Исчезнувшие близнецы - Страница 77


К оглавлению

77

По щекам ее струились слезы.

– А мне плевать! Я больше не хочу жить, Лена. Я не вынесу!

– Нет, вынесешь! Конечно, вынесешь. Ты должна выжить. Если не ради себя, то ради малышек. Мы обязательно найдем наших крошек. Вместе. Ты и я. Пожалуйста, Каролина.

Она начала работать, но двигалась слишком медленно. Я понимала, что она ничего не сошьет, поэтому старалась за двоих и подложила готовые изделия ей на стол. К концу дня подошла надсмотрщица.

– Так не годится. Слишком мало. Завтра вы обе должны работать лучше.

Мы медленно возвращались в барак. Я видела, что Каролина морщится от боли в ребрах. На ужин дали суп, треть буханки хлеба и немного масла. Хлеба должно было хватить на три дня. Каролина ничего не ела.

Я попыталась ее уговорить:

– Ешь, Каролина.

Она лишь покачала головой:

– Съешь мою порцию.

Я умоляла, но тщетно. Каролина смотрела на меня потухшими глазами и наконец сказала:

– Я не могу! Не могу делать вид, что ничего не произошло, и шить форму для нацистов. Мне так не хватает наших малышек! Я хочу вернуть дочек! Мне нужно их обнять. Они нуждаются в нас, Лена, а мне нужны они. Я должна вернуться к ним!
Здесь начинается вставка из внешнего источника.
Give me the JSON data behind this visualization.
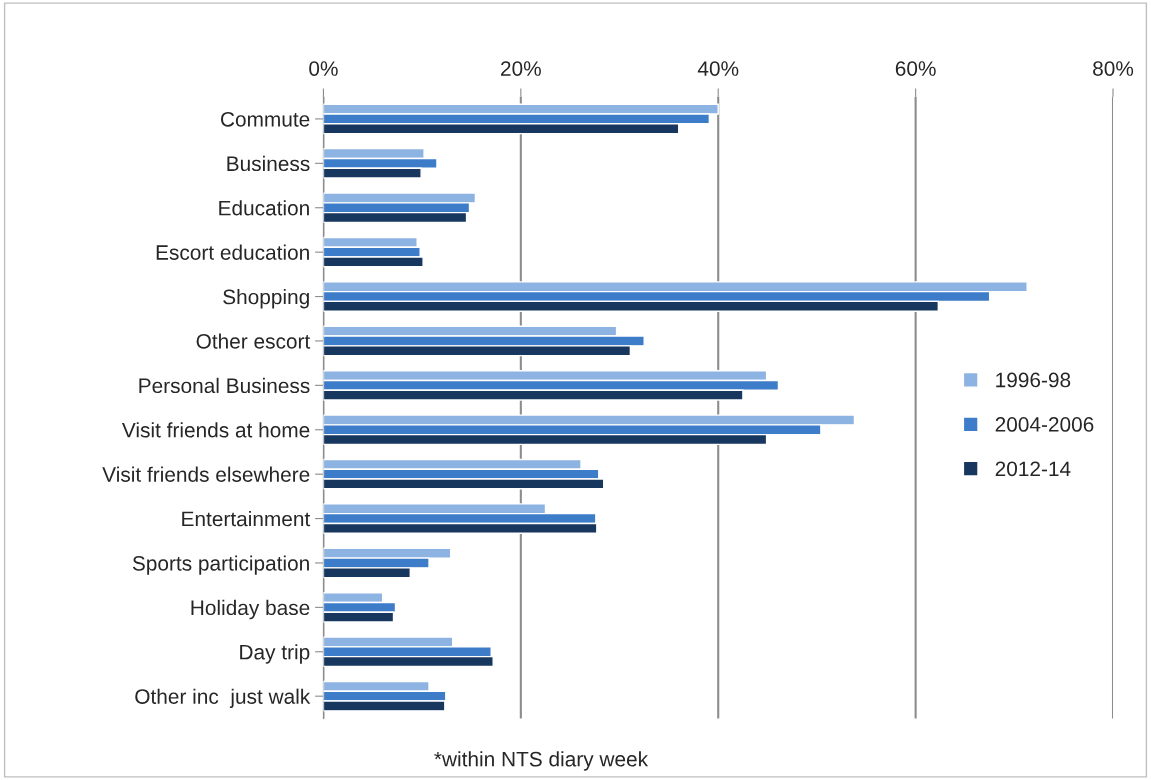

– Мы обязательно вернемся, – ответила я. – Как только нас освободят, мы обязательно вернемся и найдем их. Где бы они ни находились.

Каролина не спала всю ночь. Каждый раз, взглянув на подругу, я видела, что она широко распахнутыми глазами таращится в пустоту, шевелит губами, и догадывалась, что Каролина что-то замышляет. У нее это было написано на лице.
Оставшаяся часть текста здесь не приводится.